Pourquoi soumettons-nous nos radiateurs de salle de bains à des tests extrêmes ?
Installer un radiateur infrarouge dans une salle de bains, c’est en fait lui demander de résister quotidiennement aux vapeurs et à la chaleur. Nos radiateurs sont conçus pour être résistants aux éclaboussures (norme IPX4), mais honnêtement, ces spécifications ne signifient pas grand-chose dans la réalité. C’est pourquoi nous les soumettons à des tests de durabilité sous conditions de chaleur et d’humidité. Nous voulons identifier précisément où le dispositif peut céder, avant même qu’il ne soit installé chez le client.
Le problème lié aux vapeurs
L’humidité est un vrai problème : l’eau liquide, c’est une chose, mais les vapeurs, c’en est une autre. Elles trouvent des interstices que l’eau liquide ne peut pas atteindre, et pénètrent ainsi dans les circuits électriques et les terminaisons des lampes. Si les joints se détériorent, cela provoque de l’oxydation. La résistance électrique augmente, les connections commencent à surchauffer, et finalement, tout explose. Personne ne veut recevoir un appel au sujet de ça un mardi matin.
Comment les testons-nous vraiment ?
Nous ne nous contentons pas de verser de l’eau sur le boîtier du radiateur. Nous les plaçons dans des chambres d’humidité qui simulent des années de douche chaude en quelques semaines à peine. Nous les soumettons à des températures extrêmes, tout en maintenant un niveau d’humidité supérieur à 90 %. C’est terrible pour les composants électroniques. Nous cherchons trois signes indiquant un problème :
*Des joints déformés. La chaleur peut faire rétrécir ou courber les joints. Si cela arrive, la norme IPX4 n’a plus aucun sens.
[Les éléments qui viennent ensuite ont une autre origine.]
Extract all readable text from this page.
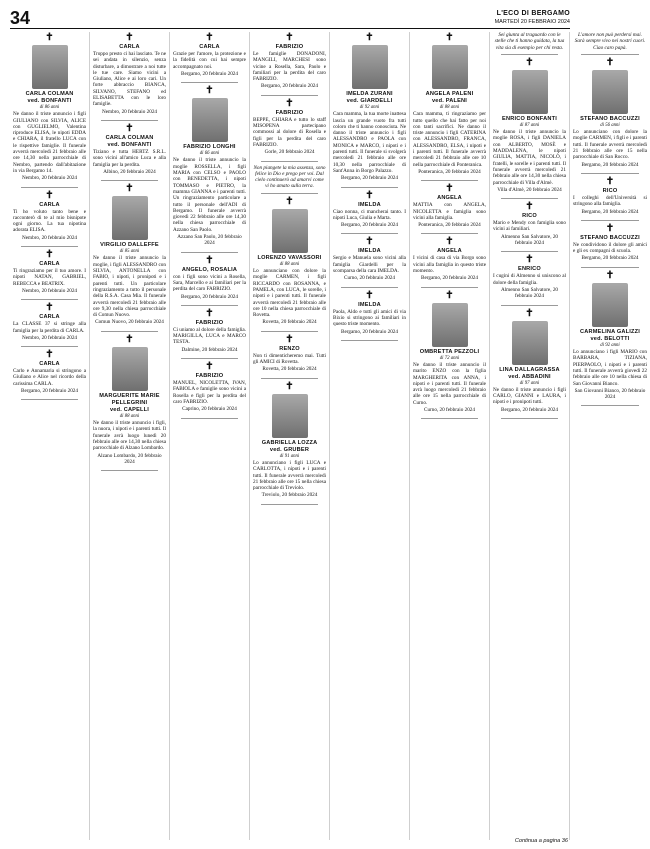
34	L'ECO DI BERGAMO
MARTEDÌ 20 FEBBRAIO 2024
✝
CARLA COLMAN
ved. BONFANTI
di 86 anni
Ne danno il triste annuncio i figli GIULIANO con SILVIA, ALICE con GUGLIELMO, Valentina riproduce ELISA, le nipoti EDDA e CHIARA, il fratello LUCA con le rispettive famiglie. Il funerale avverrà mercoledì 21 febbraio alle ore 14,30 nella parrocchiale di Nembro, partendo dall'abitazione in via Bergamo 14.
Nembro, 20 febbraio 2024
✝
CARLA
Ti ho voluto tanto bene e racconterò di te al mio bisnipote ogni giorno. La tua nipotina adorata ELISA.
Nembro, 20 febbraio 2024
✝
CARLA
Ti ringraziamo per il tuo amore. I nipoti NATAN, GABRIEL, REBECCA e BEATRIX.
Nembro, 20 febbraio 2024
✝
CARLA
La CLASSE 37 si stringe alla famiglia per la perdita di CARLA.
Nembro, 20 febbraio 2024
✝
CARLA
Carlo e Annamaria si stringono a Giuliano e Alice nel ricordo della carissima CARLA.
Bergamo, 20 febbraio 2024
✝
CARLA
Troppo presto ci hai lasciato. Te ne sei andata in silenzio, senza disturbare, a dimostrare a noi tutte le tue care. Siamo vicini a Giuliano, Alice e ai loro cari. Un forte abbraccio BIANCA, SILVANO, STEFANO ed ELISABETTA con le loro famiglie.
Nembro, 20 febbraio 2024
✝
CARLA COLMAN
ved. BONFANTI
Tiziano e tutta HERTZ S.R.L. sono vicini all'amico Luca e alla famiglia per la perdita.
Albino, 20 febbraio 2024
✝
VIRGILIO DALLEFFE
di 85 anni
Ne danno il triste annuncio la moglie, i figli ALESSANDRO con SILVIA, ANTONELLA con FABIO, i nipoti, i pronipoti e i parenti tutti. Un particolare ringraziamento a tutto il personale della R.S.A. Casa Mia. Il funerale avverrà mercoledì 21 febbraio alle ore 9,30 nella chiesa parrocchiale di Comun Nuovo.
Comun Nuovo, 20 febbraio 2024
✝
MARGUERITE MARIE PELLEGRINI
ved. CAPELLI
di 88 anni
Ne danno il triste annuncio i figli, la nuora, i nipoti e i parenti tutti. Il funerale avrà luogo lunedì 20 febbraio alle ore 14,30 nella chiesa parrocchiale di Alzano Lombardo.
Alzano Lombardo, 20 febbraio 2024
✝
CARLA
Grazie per l'amore, la protezione e la fidelità con cui hai sempre accompagnato noi.
Bergamo, 20 febbraio 2024
✝
FABRIZIO LONGHI
di 66 anni
Ne danno il triste annuncio la moglie ROSSELLA, i figli MARIA con CELSO e PAOLO con BENEDETTA, i nipoti TOMMASO e PIETRO, la mamma GIANNA e i parenti tutti. Un ringraziamento particolare a tutto il personale dell'ADI di Bergamo. Il funerale avverrà giovedì 22 febbraio alle ore 14,30 nella chiesa parrocchiale di Azzano San Paolo.
Azzano San Paolo, 20 febbraio 2024
✝
ANGELO, ROSALIA
con i figli sono vicini a Rosella, Sara, Marcello e ai familiari per la perdita del caro FABRIZIO.
Bergamo, 20 febbraio 2024
✝
FABRIZIO
Ci uniamo al dolore della famiglia. MARIGILLA, LUCA e MARCO TESTA.
Dalmine, 20 febbraio 2024
✝
FABRIZIO
MANUEL, NICOLETTA, IVAN, FABIOLA e famiglie sono vicini a Rosella e figli per la perdita del caro FABRIZIO.
Caprino, 20 febbraio 2024
✝
FABRIZIO
Le famiglie DONADONI, MANGILI, MARCHESI sono vicine a Rosella, Sara, Paolo e familiari per la perdita del caro FABRIZIO.
Bergamo, 20 febbraio 2024
✝
FABRIZIO
BEPPE, CHIARA e tutto lo staff MISOPENA partecipano commossi al dolore di Rosella e figli per la perdita del caro FABRIZIO.
Gorle, 20 febbraio 2024
Non piangete la mia assenza, sono felice in Dio e prego per voi. Dal cielo continuerò ad amarvi come vi ho amato sulla terra.
✝
LORENZO VAVASSORI
di 88 anni
Lo annunciano con dolore la moglie CARMEN, i figli RICCARDO con ROSANNA, e PAMELA, con LUCA, le sorelle, i nipoti e i parenti tutti. Il funerale avverrà mercoledì 21 febbraio alle ore 10 nella chiesa parrocchiale di Rovetta.
Rovetta, 20 febbraio 2024
✝
RENZO
Non ti dimenticheremo mai. Tutti gli AMICI di Rovetta.
Rovetta, 20 febbraio 2024
✝
GABRIELLA LOZZA
ved. GRUBER
di 91 anni
Lo annunciano i figli LUCA e CARLOTTA, i nipoti e i parenti tutti. Il funerale avverrà mercoledì 21 febbraio alle ore 15 nella chiesa parrocchiale di Treviolo.
Treviolo, 20 febbraio 2024
✝
IMELDA ZURANI
ved. GIARDELLI
di 92 anni
Cara mamma, la tua morte inattesa lascia un grande vuoto fra tutti coloro che ti hanno conosciuta. Ne danno il triste annuncio i figli ALESSANDRO e PAOLA con MONICA e MARCO, i nipoti e i parenti tutti. Il funerale si svolgerà mercoledì 21 febbraio alle ore 10,30 nella parrocchiale di Sant'Anna in Borgo Palazzo.
Bergamo, 20 febbraio 2024
✝
IMELDA
Ciao nonna, ci mancherai tanto. I nipoti Luca, Giulia e Marta.
Bergamo, 20 febbraio 2024
✝
IMELDA
Sergio e Manuela sono vicini alla famiglia Giardelli per la scomparsa della cara IMELDA.
Curno, 20 febbraio 2024
✝
IMELDA
Paola, Aldo e tutti gli amici di via Bixio si stringono ai familiari in questo triste momento.
Bergamo, 20 febbraio 2024
✝
ANGELA PALENI
ved. PALENI
di 88 anni
Cara mamma, ti ringraziamo per tutto quello che hai fatto per noi con tanti sacrifici. Ne danno il triste annuncio i figli CATERINA con ALESSANDRO, FRANCA, ALESSANDRO, ELSA, i nipoti e i parenti tutti. Il funerale avverrà mercoledì 21 febbraio alle ore 10 nella parrocchiale di Ponteranica.
Ponteranica, 20 febbraio 2024
✝
ANGELA
MATTIA con ANGELA, NICOLETTA e famiglia sono vicini alla famiglia.
Ponteranica, 20 febbraio 2024
✝
ANGELA
I vicini di casa di via Borgo sono vicini alla famiglia in questo triste momento.
Bergamo, 20 febbraio 2024
✝
OMBRETTA PEZZOLI
di 72 anni
Ne danno il triste annuncio il marito ENZO con la figlia MARGHERITA con ANNA, i nipoti e i parenti tutti. Il funerale avrà luogo mercoledì 21 febbraio alle ore 15 nella parrocchiale di Curno.
Curno, 20 febbraio 2024
Sei giunta al traguardo con le stelle che ti hanno guidata, la tua vita sia di esempio per chi resta.
✝
ENRICO BONFANTI
di 87 anni
Ne danno il triste annuncio la moglie ROSA, i figli DANIELA con ALBERTO, MOSÈ e MADDALENA, le nipoti GIULIA, MATTIA, NICOLÒ, i fratelli, le sorelle e i parenti tutti. Il funerale avverrà mercoledì 21 febbraio alle ore 14,30 nella chiesa parrocchiale di Villa d'Almè.
Villa d'Almè, 20 febbraio 2024
✝
RICO
Mario e Mendy con famiglia sono vicini ai familiari.
Almenno San Salvatore, 20 febbraio 2024
✝
ENRICO
I cugini di Almenno si uniscono al dolore della famiglia.
Almenno San Salvatore, 20 febbraio 2024
✝
LINA DALLAGRASSA
ved. ABBADINI
di 97 anni
Ne danno il triste annuncio i figli CARLO, GIANNI e LAURA, i nipoti e i pronipoti tutti.
Bergamo, 20 febbraio 2024
L'amore non può perdersi mai. Sarà sempre vivo nei nostri cuori. Ciao caro papà.
✝
STEFANO BACCUZZI
di 56 anni
Lo annunciano con dolore la moglie CARMEN, i figli e i parenti tutti. Il funerale avverrà mercoledì 21 febbraio alle ore 15 nella parrocchiale di San Rocco.
Bergamo, 20 febbraio 2024
✝
RICO
I colleghi dell'Università si stringono alla famiglia.
Bergamo, 20 febbraio 2024
✝
STEFANO BACCUZZI
Ne condividono il dolore gli amici e gli ex compagni di scuola.
Bergamo, 20 febbraio 2024
✝
CARMELINA GALIZZI
ved. BELOTTI
di 92 anni
Lo annunciano i figli MARIO con BARBARA, TIZIANA, PIERPAOLO, i nipoti e i parenti tutti. Il funerale avverrà giovedì 22 febbraio alle ore 10 nella chiesa di San Giovanni Bianco.
San Giovanni Bianco, 20 febbraio 2024
Continua a pagina 36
*Un courant qui fuit. Si l’humidité atteint la carte électronique, il y a un problème.
*Des réflecteurs qui se détachent. Les revêtements bon marché se détachent lorsqu’il y a de l’humidité. Nous veillons à ce que la surface réfléchissante reste en place, afin que la chaleur atteigne bien l’endroit prévu.
L’équilibre à trouver
Il y a cependant un problème : si l’on scelle trop hermétiquement le dispositif pour empêcher l’eau d’y pénétrer, on retient la chaleur à l’intérieur. On finit donc par détruire les composants électroniques eux-mêmes. Il s’agit d’un équilibre délicat : le dispositif doit être suffisamment hermétique pour être sûr, mais suffisamment respirant pour que ses composants ne se détériorent pas. Ces tests de durabilité sont la seule façon de trouver cet équilibre idéal. À la fin, un radiateur qui fonctionne bien au début, mais qui tombe en panne après six mois, n’est qu’une source de problèmes. Nous préférons qu’ils échouent en laboratoire plutôt que dans la salle de bains d’un client.